For instance, Portuguese authorities found that the hospital had 985 users associated with the profile "doctor," but in the entity's official human resources charts there are only 296 doctors in that hospital, according to the IAPP report.
"The hospital allowed access to its [patient information] to a broad range of personnel without proper access profile management. This resulted in access being granted via false profiles, and access being granted to all patient files, regardless of the doctor's specialty," she says.
Harding notes that it appears that the hospital had failed to properly review and document its access controls.
"The lesson here is the importance of putting in place appropriate internal policies and procedures. The controller is responsible for demonstrating compliance with the data protection principals under GDPR - this is known as the accountability principal," she says.
Harding notes that the issues in the Portugal case arose as a result of the implementation of a third-party software system.
"U.S. healthcare entities that are subject to GDPR need to ensure that they undertake proper diligence when using third-party products and services to ensure that they do not cause them to be in violation of their GDPR obligations," she says.

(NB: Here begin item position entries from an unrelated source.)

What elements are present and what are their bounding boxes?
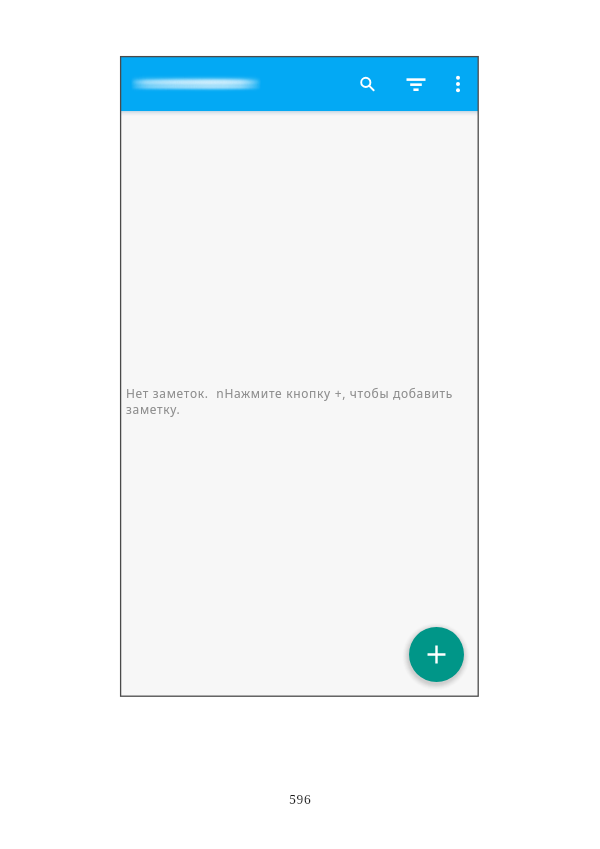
staticText: 596 bbox=[289, 790, 311, 808]
button[interactable]: Filter bbox=[396, 64, 436, 104]
button[interactable]: Add note bbox=[409, 627, 464, 682]
button[interactable]: More options bbox=[438, 64, 478, 104]
staticText: Нет заметок. nНажмите кнопку +, чтобы до… bbox=[126, 385, 458, 418]
button[interactable]: Search bbox=[347, 64, 387, 104]
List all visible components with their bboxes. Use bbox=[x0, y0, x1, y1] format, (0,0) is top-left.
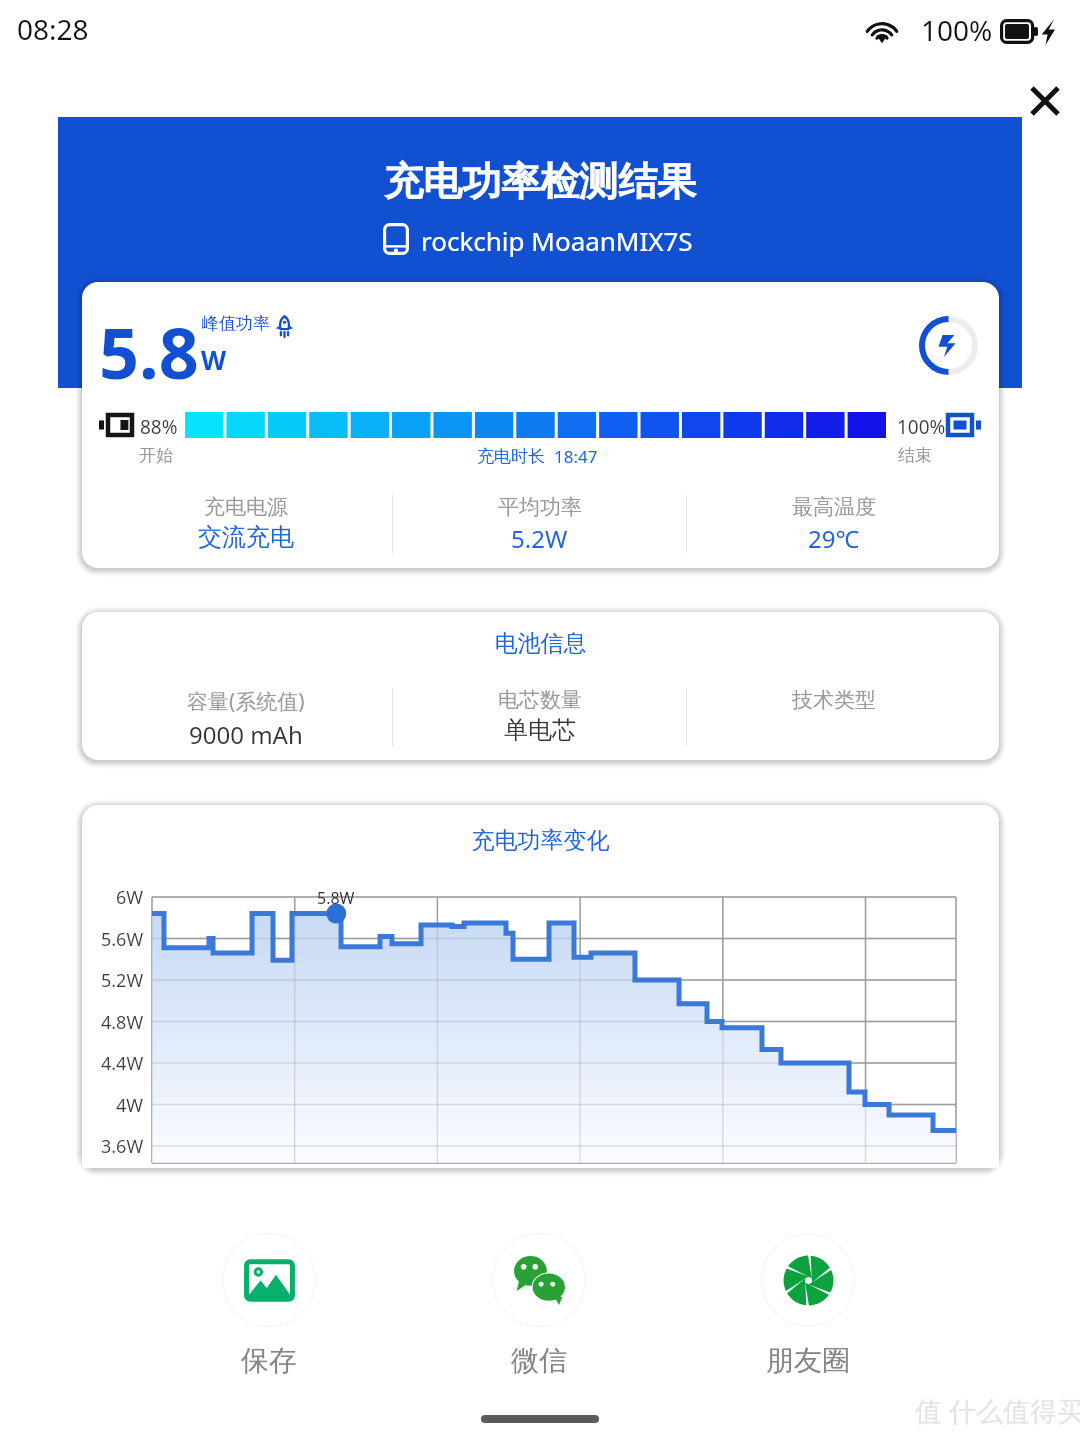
staticText: 值 什么值得买 bbox=[915, 1392, 1080, 1429]
button[interactable]: Close bbox=[1010, 66, 1080, 136]
staticText: 6W bbox=[116, 885, 144, 910]
staticText: 朋友圈 bbox=[766, 1343, 850, 1378]
staticText: W bbox=[201, 342, 227, 377]
staticText: 单电芯 bbox=[504, 715, 576, 745]
staticText: 充电电源 bbox=[204, 494, 288, 520]
staticText: 9000 mAh bbox=[189, 718, 303, 751]
staticText: 峰值功率 bbox=[202, 313, 270, 334]
staticText: 4W bbox=[116, 1093, 144, 1118]
staticText: 容量(系统值) bbox=[187, 687, 305, 716]
staticText: rockchip MoaanMIX7S bbox=[421, 223, 693, 258]
staticText: 交流充电 bbox=[198, 522, 294, 552]
staticText: 29℃ bbox=[808, 522, 860, 555]
staticText: 3.6W bbox=[101, 1134, 144, 1159]
staticText: 保存 bbox=[241, 1343, 297, 1378]
staticText: 电池信息 bbox=[82, 629, 999, 658]
staticText: 充电功率检测结果 bbox=[58, 157, 1022, 206]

"The hospital in this case argued that it was using a system provided by the Portuguese healthcare authorities, but the regulators pushed back on this argument on the basis that the hospital could, and should, have known that its use was in violation of GDPR."
More Than Meeting HIPAA
Attorney Steven Teppler of the law firm Mandelbaum Salsburg P.C., notes: "The findings that the security measures were so lax as to present a threat to the maintenance of integrity and confidentiality of the PHI itself - although no PHI was referred to as having been compromised from either a integrity or confidentiality perspective - would in my opinion be sufficient to trigger an investigation."
GDPR compliance "facilitates meeting or exceeding HIPAA security requirements," he says.
"Merely being HIPAA compliant may not serve as a competent defense in a GDPR proceeding; the opposite may not be true."